Die beiden Studentinnen haben bei der Planung auf jeden Fall den Überblick behalten. Trotzdem waren sie „erstmal komplett geflasht, als wir die Halle besichtigt haben“, sagt Karin Mahler. „So viel grün und so viele Linien, das ist schon was ganz besonderes.“

Gemeinsam sogen sie die Atmosphäre in der „grünen Hölle“ – so wird die Bertha-Benz-Halle von Sportlern genannt – auf, befragten den Architekten Kristian Krebs, kreierten eine neue Schriftart, zeichneten 1:1 die Linien nach und freuten sich am Ende über den hervorragenden Druck der Firma „Timeprint“. Das Kartensystem war fertig, das interaktive Spiel geboren.

Was man dafür braucht? Einen Würfel, einen Ball, ein Seil, eine Plastikflasche. „Und natürlich etwas Kondition“, grinst Isabell Henninger. Denn nachdem man die 36 Karten – auf einer Seite mit vielen Informationen rund um die Halle versehen – gepuzzelt hat, dreht man sie um und startet mit vier Spielern die Linien-Wirrwarr-Action. Doch keine Angst, die Orientierung verliert man keinesfalls. Eine klare weiße Linien weist den Weg ins Ziel. Doch nicht einfach so. Unterwegs gilt es, verschiedene sportliche Aufgaben zu meistern. „Renne 3 Mal um das Spielfeld, mache 10 Liegestützen und 10 Sit-ups innerhalb zwei Minuten!“, heißt eine von insgesamt 15 Aktivitäten. Das schlaucht.

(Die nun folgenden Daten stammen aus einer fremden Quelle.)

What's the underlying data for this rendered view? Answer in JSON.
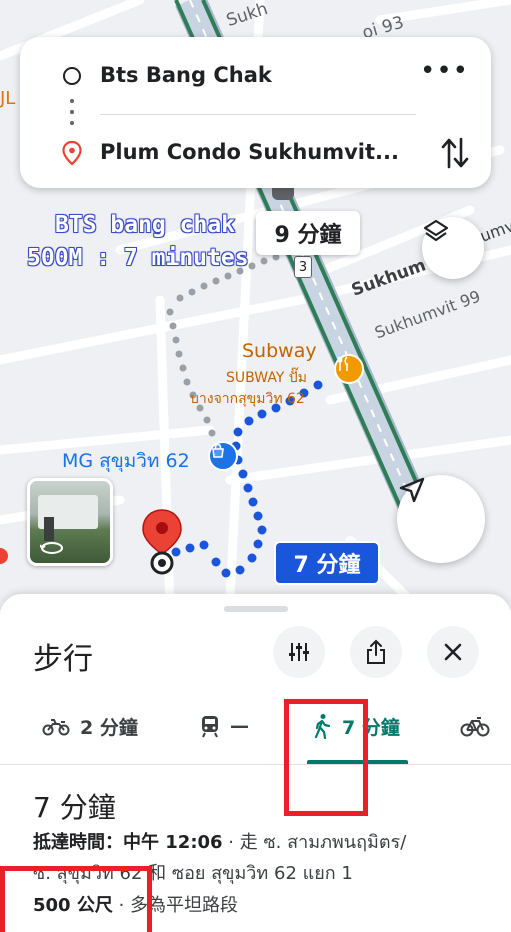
{
  "route": {
    "origin": "Bts Bang Chak",
    "destination": "Plum Condo Sukhumvit..."
  },
  "map": {
    "street_labels": {
      "top": "Sukh",
      "soi93": "oi 93",
      "sukhumvit_ail": "Sukhumvit Ail",
      "sukhum": "Sukhum",
      "sukhumvit99": "Sukhumvit 99",
      "left_fragment": "JL"
    },
    "poi": {
      "subway_name": "Subway",
      "subway_sub": "SUBWAY ปั๊ม",
      "subway_sub2": "บางจากสุขุมวิท 62",
      "mg_name": "MG สุขุมวิท 62"
    },
    "route_shield": "3",
    "annotation_line1": "BTS bang chak",
    "annotation_line2": "500M : 7 minutes",
    "alt_route_time": "9 分鐘",
    "main_route_time": "7 分鐘"
  },
  "sheet": {
    "title": "步行",
    "modes": [
      {
        "icon": "motorcycle-icon",
        "label": "2 分鐘"
      },
      {
        "icon": "train-icon",
        "label": "—"
      },
      {
        "icon": "walk-icon",
        "label": "7 分鐘"
      },
      {
        "icon": "bicycle-icon",
        "label": ""
      }
    ],
    "duration": "7 分鐘",
    "arrival_label": "抵達時間：中午 12:06",
    "via_text": " · 走 ซ. สามภพนฤมิตร/",
    "via_text2": "ซ. สุขุมวิท 62 和 ซอย สุขุมวิท 62 แยก 1",
    "distance": "500 公尺",
    "terrain": " · 多為平坦路段"
  },
  "colors": {
    "route_blue": "#1a56db",
    "accent_teal": "#00796b",
    "highlight_red": "#e8202a",
    "poi_orange": "#e37400"
  }
}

Neben Denkaufgaben kommt auch die Unterhaltung nicht zu kurz. So erfährt man, warum die Halle komplett grün gestrichen wurde? Was die Leute auf der Straße über die Halle sagen? Und welche Rolle der Lichtplaner beim Bau spielte?

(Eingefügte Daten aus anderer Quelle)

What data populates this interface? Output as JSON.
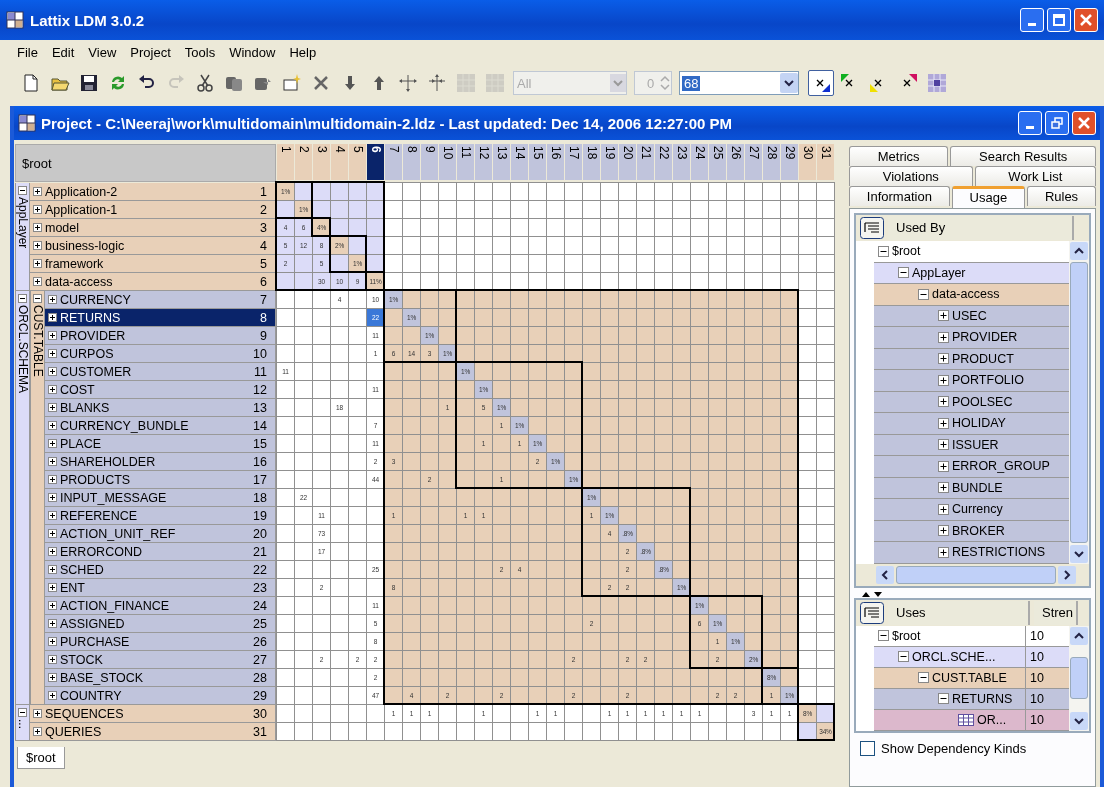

Ein besonderes Highlight ist jedoch das „Fundbüro“. Hier plaudert der Hausmeister aus dem Nähkästchen. Und man erfährt, was es mit der ominösen Trinkflasche von René auf sich hat. Karin Mahler und Isabell Henninger müssen lachen und klären auf: „Wir haben einen Kommilitonen“, sagen sie, „der verliert immer seine Flasche. Wir mussten ihn einfach in unserem Spiel verewigen.“

Verewigen können sich die beiden Studentinnen vielleicht auch bald in Pforzheim. Im März wird im Rathaus entscheiden, ob das Spiel als Präsentation für die Goldstadt taugt und es in den Handel kommt. Dozentin Alice Chi von der Hochschule war jedenfalls schon voll begeistert. Die Stadtoberhäupter werden es bestimmt auch sein.